Mazlumun Duasından Sakınma
5. Mazlumun Duasından Sakınma
2883. Zeyd'in babası Eslem'den:
Ömer b. Hattab, Hüney ismindeki azatlı kölesini merayı korumak üzere bekçi tayin etti ve:
« Ey Hüney! insanlara yumuşak davran. Mazlumun bedduasından sakın. Çünkü mazlumun duası kabul olunur. Az devenin sahibiyle, az koyunun sahibinin meraya girmesine müsaade et. (Abdurrahman) İbn Avfın hayvanlarıyla (Osman) İbn Affan’ın hayvanlarını meraya sokma. Onları misal olsun diye söylemiştir. Çünkü onların davarları çoktu. Yoksa özellikle ikisini menetmek istememiştir. Çünkü onların davarları helak olsa, ziraat ve hurmalıklara dönerler. Şayet az devenin sahibi ve az koyunun sahibinin hayvanları helak olursa, oğullarını bana gönderip «Ey mü'minlerin emiri! Ey mü'minlerin emiri» derler. Ben onları terk mi edeyim, hey babasını kaybedesi! Su ve ot bağışlamak, bana göre altın ve gümüşten daha kolaydır.
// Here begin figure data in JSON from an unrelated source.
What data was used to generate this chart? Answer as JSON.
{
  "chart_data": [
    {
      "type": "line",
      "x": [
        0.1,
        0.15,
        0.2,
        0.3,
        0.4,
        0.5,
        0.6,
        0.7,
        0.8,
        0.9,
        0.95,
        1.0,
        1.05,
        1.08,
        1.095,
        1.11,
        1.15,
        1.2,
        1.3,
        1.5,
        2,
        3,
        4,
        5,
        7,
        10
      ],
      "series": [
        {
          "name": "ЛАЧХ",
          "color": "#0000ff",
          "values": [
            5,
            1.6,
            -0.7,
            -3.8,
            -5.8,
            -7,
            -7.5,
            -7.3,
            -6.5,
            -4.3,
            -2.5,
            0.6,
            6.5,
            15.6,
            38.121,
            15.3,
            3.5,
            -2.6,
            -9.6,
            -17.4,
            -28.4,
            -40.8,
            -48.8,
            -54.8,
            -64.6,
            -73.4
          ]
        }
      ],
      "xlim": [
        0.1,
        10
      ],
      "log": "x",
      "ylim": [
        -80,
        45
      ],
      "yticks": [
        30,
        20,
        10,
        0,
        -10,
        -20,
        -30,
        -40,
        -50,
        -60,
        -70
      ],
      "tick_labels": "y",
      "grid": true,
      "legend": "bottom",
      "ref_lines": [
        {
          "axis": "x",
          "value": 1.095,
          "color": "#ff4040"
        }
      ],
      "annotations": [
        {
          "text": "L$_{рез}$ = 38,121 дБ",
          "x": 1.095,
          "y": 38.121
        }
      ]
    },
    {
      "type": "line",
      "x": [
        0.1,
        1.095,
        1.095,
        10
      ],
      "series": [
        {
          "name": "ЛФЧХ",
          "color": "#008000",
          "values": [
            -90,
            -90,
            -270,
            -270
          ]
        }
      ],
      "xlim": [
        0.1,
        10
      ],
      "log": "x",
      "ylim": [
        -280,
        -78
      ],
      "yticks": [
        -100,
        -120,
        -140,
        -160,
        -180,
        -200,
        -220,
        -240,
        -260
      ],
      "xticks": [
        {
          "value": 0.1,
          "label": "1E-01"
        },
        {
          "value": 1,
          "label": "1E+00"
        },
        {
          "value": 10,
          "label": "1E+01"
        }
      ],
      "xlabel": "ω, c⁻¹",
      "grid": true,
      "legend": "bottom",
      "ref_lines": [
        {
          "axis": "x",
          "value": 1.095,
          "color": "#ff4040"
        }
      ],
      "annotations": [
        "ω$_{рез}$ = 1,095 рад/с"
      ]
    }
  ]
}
Allah'a yemin ederim ki, onlar benim kendilerine zulmettiğimi zannederler. Çünkü bu onların beldeleri ve sulandır. Cahiliyye döneminde onun için savaştılar, islamiyet döneminde de onun üzerinde müslüman oldular. Kuvvet ve iradesiyle yaşadığım Allah'a yemin ederim ki, savaşlarda biniti olmayanları sırtlarında taşıdığım hayvanlar olmasaydı, onların beldelerinden bir karış yeri bile korumazdım.» Buhârî, Cihad, 56/180.
٥ - باب مَا يُتَّقَى مِنْ دَعْوَةِ الْمَظْلُومِ
٢٨٨٣ - حَدَّثَنِي عَنْ مَالِكٍ، عَنْ زَيْدِ بْنِ أَسْلَمَ، عَنْ أَبِيهِ : أَنَّ عُمَرَ بْنَ الْخَطَّابِ اسْتَعْمَلَ مَوْلًى لَهُ يُدْعَى هُنَيًّا عَلَى الْحِمَى، فَقَالَ : يَا هُنَيُّ، اضْمُمْ جَنَاحَكَ عَنِ النَّاسِ، وَاتَّقِ دَعْوَةَ الْمَظْلُومِ، فَإِنَّ دَعْوَةَ الْمَظْلُومِ مُجَابَةٌ، وَأَدْخِلْ رَبَّ الصُّرَيْمَةِ وَرَبَّ الْغُنَيْمَةِ، وَإِيَّايَ وَنَعَمَ ابْنِ عَوْفٍ وَنَعَمَ ابْنِ عَفَّانَ، فَإِنَّهُمَا إِنْ تَهْلِكْ مَاشِيَتُهُمَا يَرْجِعَا إِلَى نَخْلٍ وَزَرْعٍ، وَإِنَّ رَبَّ الصُّرَيْمَةِ وَرَبَّ الْغُنَيْمَةِ إِنْ تَهْلِكْ مَاشِيَتُهُمَا يَأْتِنِي بِبَنِيهِ فَيَقُولُ : يَا أَمِيرَ الْمُؤْمِنِينَ ! يَا أَمِيرَ الْمُؤْمِنِينَ ! أَفَتَارِكُهُمْ أَنَا لاَ أَبَا لَكَ ؟ فَالْمَاءُ وَالْكَلأُ أَيْسَرُ عَلَيَّ مِنَ الذَّهَبِ وَالْوَرِقِ، وَايْمُ اللَّهِ إِنَّهُمْ لَيَرَوْنَ إنِّي قَدْ ظَلَمْتُهُمْ إِنَّهَا لَبِلاَدُهُمْ وَمِيَاهُهُمْ، قَاتَلُوا عَلَيْهَا فِي الْجَاهِلِيَّةِ، وَأَسْلَمُوا عَلَيْهَا فِي الإِسْلاَمِ، وَالَّذِي نَفْسِى بِيَدِهِ لَوْلاَ الْمَالُ الَّذِي أَحْمِلُ عَلَيْهِ فِي سَبِيلِ اللَّهِ، مَا حَمَيْتُ عَلَيْهِمْ مِنْ بِلاَدِهِمْ شِبْراً(٦٦٢).